– Флоренс, – просительно произносит Боунс, но сегодня я не беру пленных. Я расстегиваю ширинку на его джинсах и бессовестно лезу внутрь. Пусть попробует меня остановить. Прямо здесь и прямо сейчас я должна сжечь мои мечты, все до последней. От бессмысленных грез нужно избавляться так же быстро, как от замершего плода. Хочу опуститься на колени, чтобы припасть к нему ртом, но Боунс мне не позволяет.
– Что с тобой творится? Ты сама не своя, – говорит он, но я закрываю ему рот поцелуем и стаскиваю с него джинсы. Стягиваю с себя трусики, перепрыгивая с ноги на ногу, и достаю презерватив из кармана юбки. Но Боунс удерживает мои руки.
– Что не так? – Я выдавливаю из себя жалкую улыбку. – Разве ты не любишь людные места?
Его лицо каменеет, но я не даю ему опомниться. Мои пальцы скользят по его плоти, расправляя латекс презерватива. Потом обнимаю его за шею и обхватываю ногами его за талию, повиснув на нем, как дикая коала – на ветке эвкалипта. Между крайней точкой его желания и точкой моей готовности – считанные сантиметры. Ему нужно просто войти в меня. Ему нужно просто уступить мне…
– Прошу тебя, – умоляю я.
Ни один мужчина не сможет сопротивляться, если твои руки достаточно смелы…

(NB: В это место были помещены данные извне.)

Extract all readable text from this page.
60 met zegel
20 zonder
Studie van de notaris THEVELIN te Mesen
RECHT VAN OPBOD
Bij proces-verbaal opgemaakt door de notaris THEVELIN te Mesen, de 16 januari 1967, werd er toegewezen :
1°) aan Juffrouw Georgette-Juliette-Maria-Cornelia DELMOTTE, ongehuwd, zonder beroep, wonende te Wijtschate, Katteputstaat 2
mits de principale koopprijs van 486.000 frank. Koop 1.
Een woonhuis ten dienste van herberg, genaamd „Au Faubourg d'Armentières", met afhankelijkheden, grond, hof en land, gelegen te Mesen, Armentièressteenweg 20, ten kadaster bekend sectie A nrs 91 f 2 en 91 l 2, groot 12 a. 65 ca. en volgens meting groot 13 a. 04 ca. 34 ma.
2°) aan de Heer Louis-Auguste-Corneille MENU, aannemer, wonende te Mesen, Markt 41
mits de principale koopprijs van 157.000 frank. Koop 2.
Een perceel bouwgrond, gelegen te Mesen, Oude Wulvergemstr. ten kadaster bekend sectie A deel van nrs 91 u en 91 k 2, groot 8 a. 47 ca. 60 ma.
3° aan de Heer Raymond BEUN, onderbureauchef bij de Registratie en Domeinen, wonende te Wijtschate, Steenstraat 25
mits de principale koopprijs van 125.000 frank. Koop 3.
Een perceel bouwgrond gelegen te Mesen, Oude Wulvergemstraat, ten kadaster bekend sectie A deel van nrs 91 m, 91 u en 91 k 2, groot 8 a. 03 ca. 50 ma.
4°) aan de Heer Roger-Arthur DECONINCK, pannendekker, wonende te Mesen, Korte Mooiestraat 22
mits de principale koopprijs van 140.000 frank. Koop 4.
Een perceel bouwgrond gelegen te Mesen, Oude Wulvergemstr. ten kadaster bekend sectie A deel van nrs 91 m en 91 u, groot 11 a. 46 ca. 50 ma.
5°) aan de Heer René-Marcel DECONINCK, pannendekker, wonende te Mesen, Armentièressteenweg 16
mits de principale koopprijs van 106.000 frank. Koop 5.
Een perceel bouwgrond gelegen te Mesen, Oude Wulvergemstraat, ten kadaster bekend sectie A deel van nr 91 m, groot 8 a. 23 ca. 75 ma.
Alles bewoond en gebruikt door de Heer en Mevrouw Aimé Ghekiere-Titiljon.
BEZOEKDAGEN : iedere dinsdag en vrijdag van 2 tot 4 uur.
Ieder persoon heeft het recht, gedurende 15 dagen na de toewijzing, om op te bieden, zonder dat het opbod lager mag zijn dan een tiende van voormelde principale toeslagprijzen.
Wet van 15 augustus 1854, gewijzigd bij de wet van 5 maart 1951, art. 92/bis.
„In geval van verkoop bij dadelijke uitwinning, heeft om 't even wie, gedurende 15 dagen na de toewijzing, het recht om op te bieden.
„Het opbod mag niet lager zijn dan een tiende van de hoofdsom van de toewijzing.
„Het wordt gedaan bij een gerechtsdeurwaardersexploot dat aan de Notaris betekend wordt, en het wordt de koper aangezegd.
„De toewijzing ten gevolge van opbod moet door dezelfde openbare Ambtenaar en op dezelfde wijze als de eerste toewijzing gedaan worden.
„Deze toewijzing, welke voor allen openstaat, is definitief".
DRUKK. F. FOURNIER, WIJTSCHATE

Я взлетала к небу и падала в пропасть, хватая ртом воздух при каждом толчке. Я не сводила с него затуманенных глаз, а он неотрывно смотрел на меня, время от времени прижимаясь губами к моим губам, – так прикладывают кислородную маску к лицу тяжело раненных. Как же красив он был в эти мгновения, как беззащитен. Даже не верилось, что дьявол может выглядеть таким… уязвимым, таким зависимым. Даже не верилось, что тот, кто вонзил нож в тело беременной женщины, может быть так упоительно нежен… Я тряхнула головой, прогоняя видение окровавленного живота, но оно не желало исчезать. Оно душило меня, сжимало горло и отравило последние минуты близости. Все, о чем я думала, когда Боунс в изнеможении опустился на землю, усадив меня к себе на колени, это то, как низко я пала. Как легко я смогла переспать с убийцей.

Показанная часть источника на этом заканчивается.